第三章 『君のご飯に、ライド、オンッッ!!』


 「オレっちや他の奴らも中国製品にはうんざりしてンだ」
 ”国産特選丸大豆醤油”はほとほとと、話し始めた。
 「未亜っちを助けンのには、すげぇ力が必要だ。だから、オレっち達が集められたのは、むしろ逆に運命みたいなモンだと思う」
 「……? どういうこと?」
 「オレっち達は、選ばれてココにいる、ってこった。あの母ちゃん、いい目してんだな。まぁ、アイツらみたいに余計なモンも混じッちまったが、他のそれぞれの奴ぁ、それぞれン中で最高級の品質、それと栄養価をもってる」
 つまり、活きのいいモノだけがここにいる、ということか。
 だがそれはきっと、母親のいい目云々の問題とはすこし違うのだろう。
 未亜ちゃんを想う、母の愛。
 それが、きっと、未亜ちゃんを救うことが出来るモノを選んだんだ。
 「実際、オレっちも、オメェみてぇなアグレッシブな卵は、初めて見た。普通、悲痛な、この世の終わりみてぇな顔してんのにな。 オメェは違った。 だから、力を貸す気になったンだ。 オメェは、選ばれた卵だ。未亜っちを救うことが出来る」
 それは一体どうやって……?
 テーブルがカタカタ鳴る。
 未亜ちゃんの顔がすぐ横にあった。
 「次はぁ、赤ういんなー!すごい、朝から赤ういんなーだ!」
 「それも、シャウエッセンの高級な品なの」
 「あじ違う? うー、よくわかんない」
 確実に、食指はこちらに近づいてきている。
 事態は、刻一刻を争う。
 未亜ちゃんを、守りたいんだ。
 「いいか、よく聞け。いずれオメェが未亜っちに食われる番がくる。オメェが今その姿でこのテーブルの上にいる、そいで今は朝飯、ってことから察するに、オメェの末路は、ほぼ間違いなく、一つしか無ェ」
 ……ゴクリ。
 俺は黙って、その宣告を待つ。
 「いいか、オメェは、これから”卵かけご飯”になるンだ」
 卵かけ……ご飯……?
 「ある種、荊の道だが、逆にこれがいい。コイツが今のオレっち達にゃ、一等理想的な形なんだ。そこのフレンチトーストやゆで卵見たろ。アイツらは加熱された時点で、もう逝っちまってンだ。 オメェは、生のまま、生きたままで、未亜っちの胃まで行くチャンスがある。 そこに、ヤツらがいる」
 引っかかる言い方だ。チャンスがある、というのは、辿りつけない可能性がある時に使う言葉だからだ。

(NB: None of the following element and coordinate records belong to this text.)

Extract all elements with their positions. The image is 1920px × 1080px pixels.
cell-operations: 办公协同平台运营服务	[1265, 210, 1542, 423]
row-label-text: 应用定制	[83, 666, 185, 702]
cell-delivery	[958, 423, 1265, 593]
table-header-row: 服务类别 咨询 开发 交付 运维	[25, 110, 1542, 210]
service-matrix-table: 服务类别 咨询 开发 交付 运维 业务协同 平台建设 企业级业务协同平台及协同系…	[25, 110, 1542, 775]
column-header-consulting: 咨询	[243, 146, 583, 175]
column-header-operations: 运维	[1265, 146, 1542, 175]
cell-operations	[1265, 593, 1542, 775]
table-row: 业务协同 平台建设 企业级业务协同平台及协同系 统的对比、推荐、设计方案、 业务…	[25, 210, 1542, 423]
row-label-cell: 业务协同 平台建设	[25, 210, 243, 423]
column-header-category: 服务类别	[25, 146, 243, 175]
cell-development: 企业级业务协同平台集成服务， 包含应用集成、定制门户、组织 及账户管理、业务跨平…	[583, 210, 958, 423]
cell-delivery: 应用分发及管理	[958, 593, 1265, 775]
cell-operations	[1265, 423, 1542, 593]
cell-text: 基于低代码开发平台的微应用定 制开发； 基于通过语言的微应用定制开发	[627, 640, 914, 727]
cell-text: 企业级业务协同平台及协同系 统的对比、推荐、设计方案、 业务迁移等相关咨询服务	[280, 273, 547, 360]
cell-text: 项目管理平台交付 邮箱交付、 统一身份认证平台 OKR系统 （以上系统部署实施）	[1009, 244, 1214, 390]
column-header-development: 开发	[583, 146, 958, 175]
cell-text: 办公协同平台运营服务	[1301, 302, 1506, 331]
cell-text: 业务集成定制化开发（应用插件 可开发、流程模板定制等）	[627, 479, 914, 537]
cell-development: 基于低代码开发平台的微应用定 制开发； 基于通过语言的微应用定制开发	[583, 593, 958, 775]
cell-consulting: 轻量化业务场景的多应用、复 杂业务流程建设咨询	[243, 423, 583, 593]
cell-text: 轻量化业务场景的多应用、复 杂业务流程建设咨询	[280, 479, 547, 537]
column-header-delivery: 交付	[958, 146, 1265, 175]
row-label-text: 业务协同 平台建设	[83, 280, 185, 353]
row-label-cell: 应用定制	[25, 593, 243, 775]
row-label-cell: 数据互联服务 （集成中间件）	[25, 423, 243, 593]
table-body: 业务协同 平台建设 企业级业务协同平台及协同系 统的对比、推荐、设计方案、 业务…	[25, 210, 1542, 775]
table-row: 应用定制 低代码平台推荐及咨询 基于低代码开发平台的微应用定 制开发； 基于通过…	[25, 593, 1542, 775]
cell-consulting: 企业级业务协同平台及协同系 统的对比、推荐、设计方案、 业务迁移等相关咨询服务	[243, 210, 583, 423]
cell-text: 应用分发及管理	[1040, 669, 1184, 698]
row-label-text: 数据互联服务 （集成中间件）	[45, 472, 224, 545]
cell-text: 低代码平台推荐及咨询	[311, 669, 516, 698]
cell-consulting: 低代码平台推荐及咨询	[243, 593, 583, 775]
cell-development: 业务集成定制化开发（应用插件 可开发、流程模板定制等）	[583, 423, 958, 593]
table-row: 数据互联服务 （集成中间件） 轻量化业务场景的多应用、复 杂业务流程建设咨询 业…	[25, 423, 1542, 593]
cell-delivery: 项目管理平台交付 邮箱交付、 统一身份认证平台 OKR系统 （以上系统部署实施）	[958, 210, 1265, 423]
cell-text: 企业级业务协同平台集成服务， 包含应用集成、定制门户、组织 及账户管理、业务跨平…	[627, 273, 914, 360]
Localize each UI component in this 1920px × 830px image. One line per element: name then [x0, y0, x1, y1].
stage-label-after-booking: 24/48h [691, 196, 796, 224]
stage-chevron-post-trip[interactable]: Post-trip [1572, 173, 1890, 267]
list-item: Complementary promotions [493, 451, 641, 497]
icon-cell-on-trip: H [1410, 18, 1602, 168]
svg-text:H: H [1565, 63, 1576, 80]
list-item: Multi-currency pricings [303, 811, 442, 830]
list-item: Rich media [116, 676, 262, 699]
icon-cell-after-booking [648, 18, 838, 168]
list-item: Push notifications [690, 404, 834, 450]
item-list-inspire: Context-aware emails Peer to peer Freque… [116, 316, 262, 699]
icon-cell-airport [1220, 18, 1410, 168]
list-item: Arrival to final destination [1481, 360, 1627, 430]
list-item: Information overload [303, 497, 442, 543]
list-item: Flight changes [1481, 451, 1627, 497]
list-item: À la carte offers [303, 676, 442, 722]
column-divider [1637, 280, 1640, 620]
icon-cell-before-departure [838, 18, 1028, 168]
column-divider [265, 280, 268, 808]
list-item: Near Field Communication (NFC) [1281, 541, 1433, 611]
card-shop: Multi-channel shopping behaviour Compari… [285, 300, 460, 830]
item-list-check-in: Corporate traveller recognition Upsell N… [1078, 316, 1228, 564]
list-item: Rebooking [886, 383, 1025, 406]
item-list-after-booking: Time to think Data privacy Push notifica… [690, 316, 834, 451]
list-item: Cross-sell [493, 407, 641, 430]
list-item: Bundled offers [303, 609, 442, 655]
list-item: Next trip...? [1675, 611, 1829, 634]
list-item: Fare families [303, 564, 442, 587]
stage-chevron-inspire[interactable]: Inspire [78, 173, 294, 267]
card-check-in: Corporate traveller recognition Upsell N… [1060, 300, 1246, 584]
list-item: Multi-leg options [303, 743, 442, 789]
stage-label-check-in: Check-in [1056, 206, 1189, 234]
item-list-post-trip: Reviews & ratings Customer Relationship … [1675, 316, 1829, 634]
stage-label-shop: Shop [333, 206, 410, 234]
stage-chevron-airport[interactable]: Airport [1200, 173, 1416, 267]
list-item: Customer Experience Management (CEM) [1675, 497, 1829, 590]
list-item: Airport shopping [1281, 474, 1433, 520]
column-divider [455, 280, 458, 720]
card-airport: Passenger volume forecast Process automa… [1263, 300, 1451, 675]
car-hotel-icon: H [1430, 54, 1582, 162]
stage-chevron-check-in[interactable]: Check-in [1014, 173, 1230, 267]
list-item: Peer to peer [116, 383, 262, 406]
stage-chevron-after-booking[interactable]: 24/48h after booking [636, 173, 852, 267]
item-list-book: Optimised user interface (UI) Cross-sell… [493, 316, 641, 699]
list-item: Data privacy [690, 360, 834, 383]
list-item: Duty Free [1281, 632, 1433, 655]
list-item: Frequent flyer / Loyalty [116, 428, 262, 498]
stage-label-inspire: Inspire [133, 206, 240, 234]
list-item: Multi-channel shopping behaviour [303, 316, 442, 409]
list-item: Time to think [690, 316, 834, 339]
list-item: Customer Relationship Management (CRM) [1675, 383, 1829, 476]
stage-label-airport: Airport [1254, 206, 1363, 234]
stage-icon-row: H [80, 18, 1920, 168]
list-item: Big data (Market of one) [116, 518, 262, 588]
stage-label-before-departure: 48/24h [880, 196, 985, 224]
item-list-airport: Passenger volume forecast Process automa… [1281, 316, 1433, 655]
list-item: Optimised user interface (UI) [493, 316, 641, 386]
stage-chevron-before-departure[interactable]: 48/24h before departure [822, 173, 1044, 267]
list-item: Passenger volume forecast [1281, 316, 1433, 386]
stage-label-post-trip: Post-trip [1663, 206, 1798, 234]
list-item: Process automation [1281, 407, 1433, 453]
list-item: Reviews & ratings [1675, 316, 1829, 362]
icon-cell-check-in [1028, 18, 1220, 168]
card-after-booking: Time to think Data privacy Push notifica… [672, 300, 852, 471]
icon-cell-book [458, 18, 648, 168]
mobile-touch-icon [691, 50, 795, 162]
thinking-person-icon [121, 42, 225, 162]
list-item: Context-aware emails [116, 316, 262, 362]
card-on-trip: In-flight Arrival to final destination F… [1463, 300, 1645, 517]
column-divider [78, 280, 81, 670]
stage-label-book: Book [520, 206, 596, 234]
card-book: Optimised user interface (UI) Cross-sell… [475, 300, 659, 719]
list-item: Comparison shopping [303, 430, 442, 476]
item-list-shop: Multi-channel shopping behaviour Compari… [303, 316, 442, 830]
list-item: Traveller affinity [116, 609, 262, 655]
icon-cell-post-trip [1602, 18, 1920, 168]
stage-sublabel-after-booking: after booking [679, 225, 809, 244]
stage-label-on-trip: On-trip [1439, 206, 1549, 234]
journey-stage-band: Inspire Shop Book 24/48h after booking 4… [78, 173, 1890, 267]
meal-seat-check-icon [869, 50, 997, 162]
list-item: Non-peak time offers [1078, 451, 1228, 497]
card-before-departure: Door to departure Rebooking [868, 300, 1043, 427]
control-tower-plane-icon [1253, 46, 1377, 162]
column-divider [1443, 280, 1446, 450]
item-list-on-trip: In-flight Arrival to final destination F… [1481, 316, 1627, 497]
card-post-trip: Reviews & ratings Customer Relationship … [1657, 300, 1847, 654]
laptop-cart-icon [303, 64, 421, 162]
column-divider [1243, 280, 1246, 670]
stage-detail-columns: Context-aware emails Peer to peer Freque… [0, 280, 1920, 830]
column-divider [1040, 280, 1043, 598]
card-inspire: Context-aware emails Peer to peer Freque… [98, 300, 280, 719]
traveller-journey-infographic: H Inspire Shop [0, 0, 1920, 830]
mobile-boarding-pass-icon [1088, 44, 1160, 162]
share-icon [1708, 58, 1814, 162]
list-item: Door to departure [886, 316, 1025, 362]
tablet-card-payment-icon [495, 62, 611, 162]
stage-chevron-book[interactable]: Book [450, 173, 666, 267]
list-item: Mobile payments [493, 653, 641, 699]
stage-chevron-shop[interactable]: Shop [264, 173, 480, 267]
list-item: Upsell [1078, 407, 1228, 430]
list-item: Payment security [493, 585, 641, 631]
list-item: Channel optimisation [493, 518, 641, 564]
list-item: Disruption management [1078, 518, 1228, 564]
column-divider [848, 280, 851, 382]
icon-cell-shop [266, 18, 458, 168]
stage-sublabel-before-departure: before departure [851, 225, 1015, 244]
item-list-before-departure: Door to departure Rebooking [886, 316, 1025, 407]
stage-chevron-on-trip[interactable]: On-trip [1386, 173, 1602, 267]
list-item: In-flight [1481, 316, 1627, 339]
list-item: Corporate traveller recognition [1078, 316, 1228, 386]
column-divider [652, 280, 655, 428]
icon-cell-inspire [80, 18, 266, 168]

 「だが、……いいか、オメェがご飯にかけられる前に、避けて通れない関門がある。オメェは……”変身”しなくちゃならねェんだ」
 「銀シャリぃっ~、アツアツ~」
 突然フッと、体が持ち上がる。
 未亜ちゃんだ。
 未亜ちゃんが俺の体を持ち上げている!
 早い、少しだけ早かった。
 遂に、もう、この時が来てしまった……
 「やべッ!!いいか、絶対に意識を失うな!!それほどまでに、オメェの”変身”は……」
 そこから醤油の声は、遠く聞きとれなくなってしまった。
 「未亜って卵、もう、うまく割れるんだっけ?」
 ヒッ…!
 その醤油の声を遮るように、母親の声が、俺の死を表す言葉を紡いだ。
 分かっていても、恐ろしいものがあった。
 知っている、俺はこれからこの身を叩きつけられて……死んでしまう。
 未亜ちゃんの手に、声色に、俄かに力がこもる……!
 「こないだできるようになったじゃん!ぇい!」
 (ぐぎゃあああああ!!!)
 ピシィ、と俺の殻が、割れた。
 それは、俺に今の今まではあった”未来”が、確実に潰えた事を意味していた。
 それと共に襲い来る、信じられないほどの激痛。
 アアアゥッ……ウッ……ッ……。
 痛みに耐える俺の中身が、未亜ちゃんのまだ不器用な指に抉られながら、即座に、乱暴に冷たい器の皿に叩きつけられる!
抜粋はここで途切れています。